Charlemagne n'a pas inventé l'école. Il n'a pas non plus préfiguré l'Europe. Il a plutôt succédé aux empereurs de Rome, jetés bas en 476, trois siècles plus tôt. Le survivant de ses fils, Louis le Pieux ou le Débonnaire, laissa trois territoires après sa propre mort : Louis le Germanique à l'est, Lothaire l'aîné au centre, Charles le Chauve dans ce qui deviendra la France. Donc, indirectement, Charlemagne a créé la France et l'Allemagne, piliers paraît-il de l'Europe actuelle. Mais de son vivant, Charlemagne était le roi des Francs, succédant à son père Pépin III dit le Bref, de la famille des Pippinides. Il transporta la capitale à Aix-la-Chapelle, en territoire germanique, déplaçant ainsi le centre de gravité de son royaume.
Le volume que nous avons en main, signé Bruno Dumézil, cousin éloigné de Georges et, quant à lui, historien, fait partie d'une collection dirigée par Max Gallo, docteur en histoire. La collection s'appelle "Ils ont fait la France", elle est patronnée par Le Figaro et L'Express. Après tout, exalter les figures du passé remédie aux enseignements qui ne se donnent plus ou si peu dans nos belles salles de classe. Il n'y a pas de lien direct entre Charlemagne et la mainmise du Médef sur le code du travail. En son temps, Charlemagne fut légendé.
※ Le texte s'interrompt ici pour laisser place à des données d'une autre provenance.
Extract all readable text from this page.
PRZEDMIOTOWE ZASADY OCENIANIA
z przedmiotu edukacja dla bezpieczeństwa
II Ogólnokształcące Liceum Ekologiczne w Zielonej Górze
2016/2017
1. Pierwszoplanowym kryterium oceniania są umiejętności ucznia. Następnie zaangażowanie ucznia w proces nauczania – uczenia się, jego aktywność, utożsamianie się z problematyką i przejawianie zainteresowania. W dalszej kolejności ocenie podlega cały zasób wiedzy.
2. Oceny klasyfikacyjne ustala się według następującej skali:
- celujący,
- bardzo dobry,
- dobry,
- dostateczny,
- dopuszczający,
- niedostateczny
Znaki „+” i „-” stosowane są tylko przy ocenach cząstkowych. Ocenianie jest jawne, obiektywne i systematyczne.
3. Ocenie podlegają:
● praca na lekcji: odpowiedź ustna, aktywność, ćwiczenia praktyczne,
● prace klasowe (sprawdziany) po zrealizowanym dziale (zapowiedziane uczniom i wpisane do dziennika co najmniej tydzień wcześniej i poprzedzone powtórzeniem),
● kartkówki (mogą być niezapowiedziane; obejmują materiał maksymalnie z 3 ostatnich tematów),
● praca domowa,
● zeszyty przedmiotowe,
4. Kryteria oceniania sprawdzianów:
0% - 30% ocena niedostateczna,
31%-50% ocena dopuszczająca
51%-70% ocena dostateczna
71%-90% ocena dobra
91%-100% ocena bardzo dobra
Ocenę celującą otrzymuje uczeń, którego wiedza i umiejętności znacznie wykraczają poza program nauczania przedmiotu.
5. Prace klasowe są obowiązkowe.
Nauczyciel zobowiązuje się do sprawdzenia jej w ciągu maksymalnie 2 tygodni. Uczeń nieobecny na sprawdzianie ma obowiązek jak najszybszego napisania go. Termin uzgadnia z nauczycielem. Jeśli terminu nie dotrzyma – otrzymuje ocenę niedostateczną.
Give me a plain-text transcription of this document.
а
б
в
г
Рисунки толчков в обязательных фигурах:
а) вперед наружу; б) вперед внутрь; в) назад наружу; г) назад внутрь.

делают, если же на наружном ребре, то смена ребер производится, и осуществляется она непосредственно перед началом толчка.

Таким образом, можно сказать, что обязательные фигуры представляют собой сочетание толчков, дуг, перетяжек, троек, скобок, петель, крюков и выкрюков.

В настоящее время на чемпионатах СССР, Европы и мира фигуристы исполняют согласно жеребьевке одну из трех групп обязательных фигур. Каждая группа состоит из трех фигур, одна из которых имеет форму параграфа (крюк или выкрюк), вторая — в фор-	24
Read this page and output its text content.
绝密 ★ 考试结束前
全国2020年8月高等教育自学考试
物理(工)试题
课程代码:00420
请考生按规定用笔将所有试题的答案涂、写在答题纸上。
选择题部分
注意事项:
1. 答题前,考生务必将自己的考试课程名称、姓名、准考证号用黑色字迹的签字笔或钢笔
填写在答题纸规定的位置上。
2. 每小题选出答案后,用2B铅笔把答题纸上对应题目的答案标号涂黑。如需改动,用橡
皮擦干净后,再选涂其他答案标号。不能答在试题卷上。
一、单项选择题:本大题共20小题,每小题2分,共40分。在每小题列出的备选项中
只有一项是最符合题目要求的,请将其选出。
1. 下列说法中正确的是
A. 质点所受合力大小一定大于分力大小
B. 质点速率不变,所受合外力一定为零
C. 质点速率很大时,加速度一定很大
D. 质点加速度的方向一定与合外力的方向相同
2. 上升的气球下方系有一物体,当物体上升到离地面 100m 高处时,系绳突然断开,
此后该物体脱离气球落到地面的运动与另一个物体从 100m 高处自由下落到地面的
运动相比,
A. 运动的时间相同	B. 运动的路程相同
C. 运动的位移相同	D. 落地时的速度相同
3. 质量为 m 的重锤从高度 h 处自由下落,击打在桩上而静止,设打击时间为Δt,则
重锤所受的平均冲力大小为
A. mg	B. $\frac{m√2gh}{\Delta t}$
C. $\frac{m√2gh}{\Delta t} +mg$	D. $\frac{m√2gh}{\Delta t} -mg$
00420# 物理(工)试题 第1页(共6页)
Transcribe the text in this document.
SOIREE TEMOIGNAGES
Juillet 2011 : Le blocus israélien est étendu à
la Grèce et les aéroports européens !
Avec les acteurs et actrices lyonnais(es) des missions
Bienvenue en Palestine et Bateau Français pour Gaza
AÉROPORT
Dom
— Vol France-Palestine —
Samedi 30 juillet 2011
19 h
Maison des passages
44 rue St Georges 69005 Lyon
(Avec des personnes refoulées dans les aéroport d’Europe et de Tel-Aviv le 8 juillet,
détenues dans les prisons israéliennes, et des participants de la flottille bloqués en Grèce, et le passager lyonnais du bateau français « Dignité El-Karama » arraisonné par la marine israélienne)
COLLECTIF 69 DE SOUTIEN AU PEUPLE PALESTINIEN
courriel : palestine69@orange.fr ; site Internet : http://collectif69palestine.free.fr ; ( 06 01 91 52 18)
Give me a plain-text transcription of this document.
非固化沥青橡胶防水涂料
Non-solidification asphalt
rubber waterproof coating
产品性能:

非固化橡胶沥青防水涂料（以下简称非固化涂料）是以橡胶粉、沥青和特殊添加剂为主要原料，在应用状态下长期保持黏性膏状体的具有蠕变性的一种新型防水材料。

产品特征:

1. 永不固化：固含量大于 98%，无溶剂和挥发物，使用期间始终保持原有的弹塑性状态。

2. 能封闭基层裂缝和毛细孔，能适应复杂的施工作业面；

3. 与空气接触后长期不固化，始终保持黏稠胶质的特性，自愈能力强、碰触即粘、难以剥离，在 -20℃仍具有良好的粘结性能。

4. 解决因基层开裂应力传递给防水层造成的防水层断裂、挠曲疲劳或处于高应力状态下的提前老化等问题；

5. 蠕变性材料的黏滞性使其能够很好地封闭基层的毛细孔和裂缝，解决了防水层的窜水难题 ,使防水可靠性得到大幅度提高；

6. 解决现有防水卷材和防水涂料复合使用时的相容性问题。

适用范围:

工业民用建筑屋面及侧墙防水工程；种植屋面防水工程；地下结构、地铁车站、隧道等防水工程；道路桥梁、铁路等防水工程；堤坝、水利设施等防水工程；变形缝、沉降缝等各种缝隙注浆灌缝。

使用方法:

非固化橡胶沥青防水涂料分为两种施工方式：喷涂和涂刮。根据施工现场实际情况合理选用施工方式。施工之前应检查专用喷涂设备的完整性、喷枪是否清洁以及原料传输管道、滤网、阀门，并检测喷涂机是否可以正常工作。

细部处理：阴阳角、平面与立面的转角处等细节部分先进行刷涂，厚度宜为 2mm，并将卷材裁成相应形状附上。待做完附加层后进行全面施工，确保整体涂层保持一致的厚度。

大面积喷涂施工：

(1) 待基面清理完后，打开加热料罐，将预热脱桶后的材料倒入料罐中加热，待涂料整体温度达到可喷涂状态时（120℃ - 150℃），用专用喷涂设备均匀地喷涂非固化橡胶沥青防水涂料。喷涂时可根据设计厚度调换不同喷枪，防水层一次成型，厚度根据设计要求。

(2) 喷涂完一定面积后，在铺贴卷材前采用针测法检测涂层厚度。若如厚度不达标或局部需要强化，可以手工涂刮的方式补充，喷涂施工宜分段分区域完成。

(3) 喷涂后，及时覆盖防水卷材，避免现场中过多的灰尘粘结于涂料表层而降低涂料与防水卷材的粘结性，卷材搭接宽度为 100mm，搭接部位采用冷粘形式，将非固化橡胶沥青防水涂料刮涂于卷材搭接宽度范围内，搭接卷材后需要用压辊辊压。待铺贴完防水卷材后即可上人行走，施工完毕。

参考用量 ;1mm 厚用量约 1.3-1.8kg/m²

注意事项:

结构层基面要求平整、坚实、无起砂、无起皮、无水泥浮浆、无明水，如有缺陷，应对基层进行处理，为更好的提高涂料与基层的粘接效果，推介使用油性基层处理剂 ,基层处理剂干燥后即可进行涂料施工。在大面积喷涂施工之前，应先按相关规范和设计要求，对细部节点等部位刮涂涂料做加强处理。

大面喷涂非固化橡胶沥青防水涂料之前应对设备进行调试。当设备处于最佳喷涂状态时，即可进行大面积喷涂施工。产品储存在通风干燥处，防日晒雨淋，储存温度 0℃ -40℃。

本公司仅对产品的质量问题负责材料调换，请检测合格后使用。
Chacun sait qu'il n'avait pas de barbe fleurie, mais que pour se distinguer des Mérovingiens détrônés, les hommes de la famille portaient une simple moustache.
Or, qu'apercevons-nous sur la jaquette et sur la couverture ? Le moins qu'on puisse dire à la vue de cette tartouillade issue d'Auguste II Jean Baptiste Marie Blanchard est que notre glorieux ancêtre à tous, Charlemagne, manque totalement de majesté à un point redoutable. Il a bien plus l'air d'avoir mis le pied à l'improviste dans une pantoufle pleine de merde que de régner sur l'Imperium universale. Ses attributs, sceptre et globe sommé d'une croix, visiblement l'embarrassent et l'empêchent de se torcher. "C'est vrai ? je suis l'Empereur? sans erreur ? sans méprise, Elise ? "Que ces ornements, que ces voiles me pèsent" ! Regardons mieux : voyons aussi la méfiance, plus encore : la défiance, le regard de côté, de celui qui veille à tout et ne s'en laisse pas compter.
Du chien à qui l'on n'est pas près d'arracher son os qui pue. Nous savons que Charlemagne ne fut pas exempt de cruauté, comme le rappelle importunément le massacre de Verden, où plusieurs milliers de Saxons rebelles au baptême périrent saintement sous l'épée ou la hache : nous pouvons gloser sur les exactions de l'Etat islamiste. Charlemagne ici représenterait, également, l'un de ces despotes orientaux qui faisaient trucider leurs opposants sans le moinde état d'âme. Seulement, la perfidie n'est pas ce que les chroniqueurs ont retenu. Charles appliquait plutôt, de façon lointaine, la politique de Rome : les alliés sont bien traités, jouissent de toutes les faveurs ; se trouve-t-il un traître, tout son peuple en fait les frais c'est-à-dire meurt.
Finalement, cette bonhomie trouillarde et bourgeoise recèle une bonne résolution, le ferme désir de régner sans partage. Et ce qui donne au souverain cet air rondouillard, c'est la barbe. Cette fameuse barbe fleurie, aérodrome de toutes les taches de bouffe, ici soigneusement peignée, cotonneuse, vieille de Vieille : quelle idée d'avoir ainsi suivi la légende à la lettre ! même dès Roncevaux, "l'Empereur" n'était pas désigné autrement que par sa "barbe fleurie", alors que d'authentiques témoignages, statufiés qui plus est, attestent qu'il ne portait que les moustaches en croc des vigoureux Francs.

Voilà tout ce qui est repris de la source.